Tree sparrows unmasked
Few birds are as mysterious as the tree sparrow. This is the familiar house sparrow’s country cousin, easily recognised by its smart chestnut cap and distinctive white cheek with black collar mark. Unlike the house sparrow, both sexes look the same.
The mystery about the tree sparrow comes from its population which over the last century demonstrated a remarkable ability to increase and an equal propensity to crash. The early years of the 20th century were a time of expansion and population growth. Then in the 1930s and 1940s they disappeared from many of the areas they had recently colonised. In the early 1960s numbers started to grow once again until these attractive birds reached their peak of abundance in the early 1970s.
During the 1980s numbers started to fall. The British Trust for Ornithology’s Common Bird Census recorded an alarming 87% decline between 1972 and 1996. Tree sparrows suddenly became rare birds and once thriving colonies disappeared without trace.

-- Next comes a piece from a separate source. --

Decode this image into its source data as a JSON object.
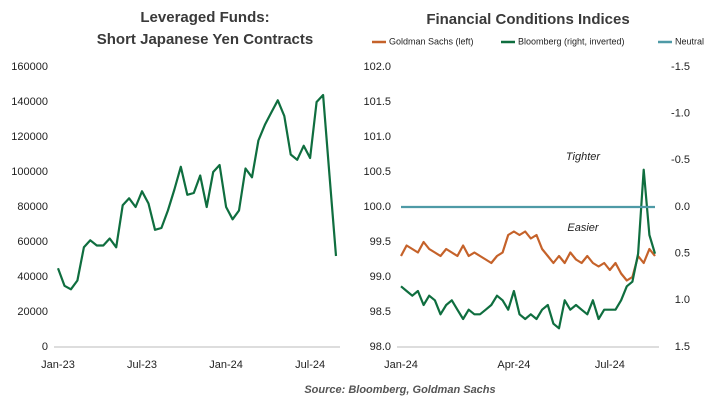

Now there are signs that numbers are on the increase once again. Tree sparrows will come regularly to garden feeders, though usually only in rural situations, so keep an eye open for them. They will also readily adopt nest boxes, so if you have tree sparrows in your garden why not put up some boxes for them? They are sociable birds, so the boxes can be erected close together. With luck you might even manage to establish a colony of this enigmatic species.